By April 28, 2011Commentary

Research in the Journal of the American Medical Association reviews trends in hip replacements, an increasingly common and expensive procedure.  (JAMA Article) About 280,000 hip replacements are performed annually, at a cost of more than $12 billion.  The procedure has been around for many years and presumably outcomes have improved over time, but there is not a lot of research to support this hypothesis.  Since the procedure is often used on older Americans, the researchers looked at experience with hip replacement in the Medicare program from the years 1991 through 2008.

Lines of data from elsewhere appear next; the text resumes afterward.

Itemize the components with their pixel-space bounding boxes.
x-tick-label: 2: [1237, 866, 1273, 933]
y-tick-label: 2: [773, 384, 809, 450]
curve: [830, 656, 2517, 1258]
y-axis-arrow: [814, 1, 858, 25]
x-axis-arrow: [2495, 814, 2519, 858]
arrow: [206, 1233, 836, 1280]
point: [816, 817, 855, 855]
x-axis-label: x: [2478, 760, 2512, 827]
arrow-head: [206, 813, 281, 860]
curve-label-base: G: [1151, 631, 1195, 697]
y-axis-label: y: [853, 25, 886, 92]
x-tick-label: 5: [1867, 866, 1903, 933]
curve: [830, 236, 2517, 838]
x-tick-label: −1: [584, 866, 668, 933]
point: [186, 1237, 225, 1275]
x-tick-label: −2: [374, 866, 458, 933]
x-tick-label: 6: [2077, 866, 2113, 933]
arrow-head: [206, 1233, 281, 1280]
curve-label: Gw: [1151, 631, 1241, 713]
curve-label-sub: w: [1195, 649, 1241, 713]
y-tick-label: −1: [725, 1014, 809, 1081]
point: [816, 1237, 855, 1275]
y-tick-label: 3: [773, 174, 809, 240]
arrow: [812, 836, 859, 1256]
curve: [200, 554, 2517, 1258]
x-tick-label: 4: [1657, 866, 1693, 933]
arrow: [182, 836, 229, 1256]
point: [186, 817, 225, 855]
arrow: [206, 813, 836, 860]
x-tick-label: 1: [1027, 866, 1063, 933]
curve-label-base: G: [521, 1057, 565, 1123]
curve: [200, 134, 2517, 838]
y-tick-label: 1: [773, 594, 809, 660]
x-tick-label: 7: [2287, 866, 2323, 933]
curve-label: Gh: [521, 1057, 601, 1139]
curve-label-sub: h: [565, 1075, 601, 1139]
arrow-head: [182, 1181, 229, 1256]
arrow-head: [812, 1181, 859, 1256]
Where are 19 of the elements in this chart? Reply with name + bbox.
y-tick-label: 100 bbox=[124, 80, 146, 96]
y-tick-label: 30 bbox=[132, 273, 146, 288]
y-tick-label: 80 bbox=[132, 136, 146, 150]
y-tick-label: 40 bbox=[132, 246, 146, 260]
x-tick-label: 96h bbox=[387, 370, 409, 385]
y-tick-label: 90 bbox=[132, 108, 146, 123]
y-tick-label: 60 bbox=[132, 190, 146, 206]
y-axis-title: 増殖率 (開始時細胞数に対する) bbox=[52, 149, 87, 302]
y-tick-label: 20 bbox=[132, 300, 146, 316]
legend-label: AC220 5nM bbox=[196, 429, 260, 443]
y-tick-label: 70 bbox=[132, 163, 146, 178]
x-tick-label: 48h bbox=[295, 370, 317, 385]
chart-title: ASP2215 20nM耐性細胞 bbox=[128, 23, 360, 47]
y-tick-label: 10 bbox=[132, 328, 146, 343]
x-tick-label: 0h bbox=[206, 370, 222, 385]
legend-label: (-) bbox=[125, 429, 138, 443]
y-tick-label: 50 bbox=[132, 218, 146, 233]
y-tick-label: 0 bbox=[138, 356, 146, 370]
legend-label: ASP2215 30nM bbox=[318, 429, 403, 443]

The primary outcomes being evaluated were mortality, length of stay, place of discharge, and all cause readmission.  There were almost 1.5 million primary hip replacements and 350,000 revision procedures paid for by Medicare in the study’s time period.  The average age of the recipient increased slightly, from 74.1 years old in 1991 to 75.1 in 2008, but the number with diabetes and obesity increased dramatically.  The average length of stay declined significantly, from 9.1 days to 3.7, which is consistent both with the DRG payment incentives and the general belief that getting patients out of the hospital as soon as possible in best for their overall outcomes.  Mortality in the hospital declined from .5% to .2%, also consistent with the lower LOS.  And overall mortality at 30 and 90 days after discharge also decreased, indicating better outcomes.

The number of patients discharged to home, however, decreased from 68% to 48%, with most of the difference showing up in discharges to skilled nursing facilities.  Readmissions after 30 days increased from 5.9% to 8.5%, after an intermediate decline.  A similar result occurred for 90 day readmissions, with both trends likely reflecting use of the procedure on sicker patients over time.  While mortality is good, it appears possible that DRG incentives have lead to pushing patients out quicker, with more use of SNFs and more readmissions.  The total economic impact of these events was not delineated by the researchers.  Bundled payments may result in more careful discharge timing and planning.